Flexible Business Cooperation Plan

Offering flexible cooperation extends beyond delivery schedules or minimum order sizes. It reflects willingness to adjust packing, loading, and inventory solutions in response to the supply chain, customer warehousing restrictions, or emerging market conditions. For clients engaged in forward planning, consignment stock or buffer warehouse schemes can be established. Customers prioritizing just-in-time supply can benefit from dynamic allocation linked to digital order forecasting.

Core Production Capacity & Stable Supply Capability

Production route is selected for yield consistency, by-product minimization, and safe handling of any waste or intermediate streams. Key control points include critical reagent dosing, process temperature accuracy, and separation efficiency during purification. Impurity sources depend on raw material quality and the specific reaction pathway. Manufacturing process adjustments are guided by batch trend analysis and continuous improvement metrics, ensuring stable product attributes across shipments. Additional processing is applied for specialized applications requiring exceptionally narrow impurity ranges or particle characteristics.

Sample Application Process

Sample requests are managed as part of the routine commercial onboarding process.

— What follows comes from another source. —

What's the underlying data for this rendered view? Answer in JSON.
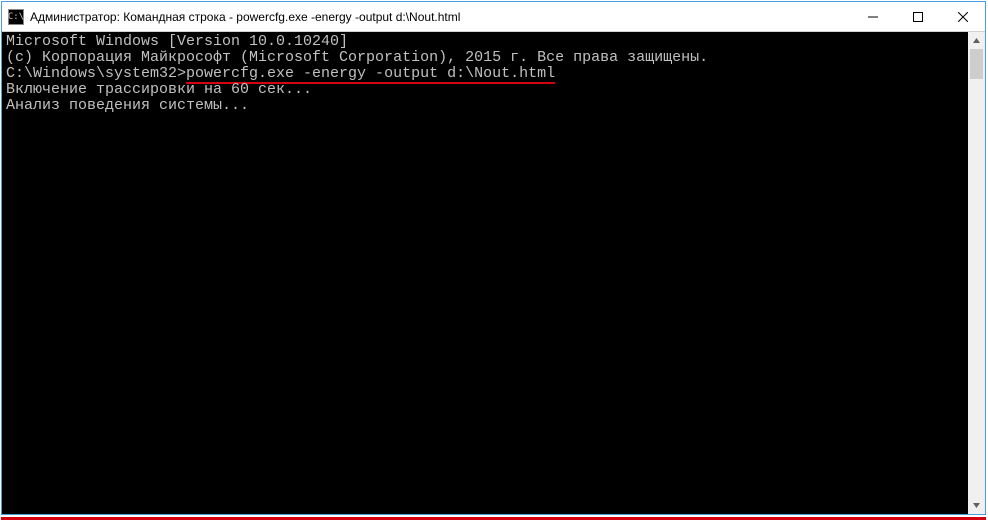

Customers outline intended use, technical requirements, and preferred sample size. The technical support team provides reference documentation and, when necessary, arranges formats mirroring end-use applications (e.g., granule size, moisture range). Turnaround times reflect both lab batching and sample logistics. Post-sample feedback is logged to inform process improvement and customer-specific adjustments in larger-scale production.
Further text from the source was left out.